Studies published by other laboratories confirm that PBDEs disrupt lipid metabolism in rats and increase risk of nonalcoholic fatty liver disease in mice exposed during early steps of development.
Still at risk?
PBDEs were banned in Europe by 2008 and voluntarily withdrawn by industry in North America by 2013. It is likely that PBDEs’ production ceased all over the world, although data are missing for many regions. However these chemicals are still present in products used in U.S. households and cars. PBDEs are very stable compounds. Once released into the environment, they accumulate in sediments and in fatty tissues of wildlife and humans and stay there for many years. For example, the half-life of different PBDEs in the human body is between one and seven years.

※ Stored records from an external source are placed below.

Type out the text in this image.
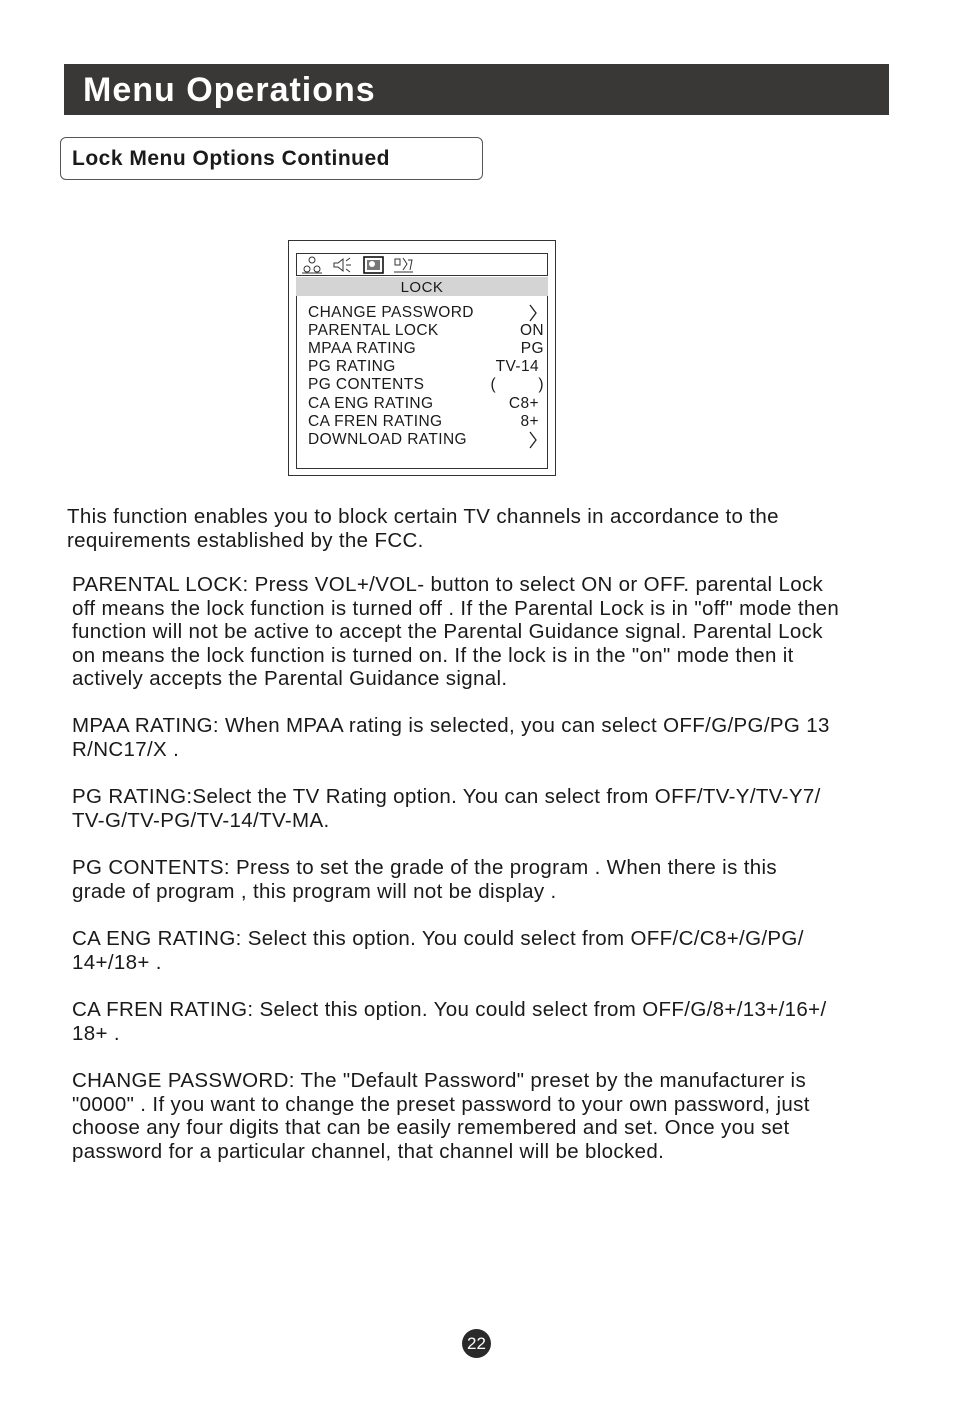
Menu Operations
Lock Menu Options Continued
LOCK
CHANGE PASSWORD
PARENTAL LOCK	ON
MPAA RATING	PG
PG RATING	TV-14
PG CONTENTS	(         )
CA ENG RATING	C8+
CA FREN RATING	8+
DOWNLOAD RATING
This function enables you to block certain TV channels in accordance to the
requirements established by the FCC.
PARENTAL LOCK: Press VOL+/VOL- button to select ON or OFF. parental Lock
off means the lock function is turned off . If the Parental Lock is in "off" mode then
function will not be active to accept the Parental Guidance signal. Parental Lock
on means the lock function is turned on. If the lock is in the "on" mode then it
actively accepts the Parental Guidance signal.
MPAA RATING: When MPAA rating is selected, you can select OFF/G/PG/PG 13
R/NC17/X .
PG RATING:Select the TV Rating option. You can select from OFF/TV-Y/TV-Y7/
TV-G/TV-PG/TV-14/TV-MA.
PG CONTENTS: Press to set the grade of the program . When there is this
grade of program , this program will not be display .
CA ENG RATING: Select this option. You could select from OFF/C/C8+/G/PG/
14+/18+ .
CA FREN RATING: Select this option. You could select from OFF/G/8+/13+/16+/
18+ .
CHANGE PASSWORD: The "Default Password" preset by the manufacturer is
"0000" . If you want to change the preset password to your own password, just
choose any four digits that can be easily remembered and set. Once you set
password for a particular channel, that channel will be blocked.
22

In the environment they found their way to fatty tissues of animals, many of which represent important sources of food for us.
Although production of PBDEs has ceased in developed countries, some studies report that concentrations of PBDEs in human tissues in the U.S. continue to grow.
People born in the U.S. and Canada during the last 15 to 20 years were exposed during their early life to environmental concentrations of PBDE, comparable to those that reprogrammed lipid metabolism in our experiments with mice. Thus, we believe that about 20 percent of the North American population may be at risk of conditions associated with altered lipid concentrations in blood and liver.
Will these people develop aging-related conditions more readily than previous generations? The answer is yet to come. It is likely that PBDEs are not the only culprit. Many other ubiquitous pollutants, such as polychlorinated biphenyls (PCBs), dioxin (TCDD) and perfluorinated compounds (PFOS, PFNA), are known today to affect CD36 in mice.
It is not yet clear if effects of these other chemicals are as long-lasting as effects of PBDE. It is also not yet clear if effects of chemical exposures observed in mice are the same in humans. Mice are the most widely used animal model for testing the toxicity of pharmaceuticals and industrial chemicals, and animal toxicology studies generally are applicable to humans, although responses of laboratory animals and humans to chemicals may differ in type and severity.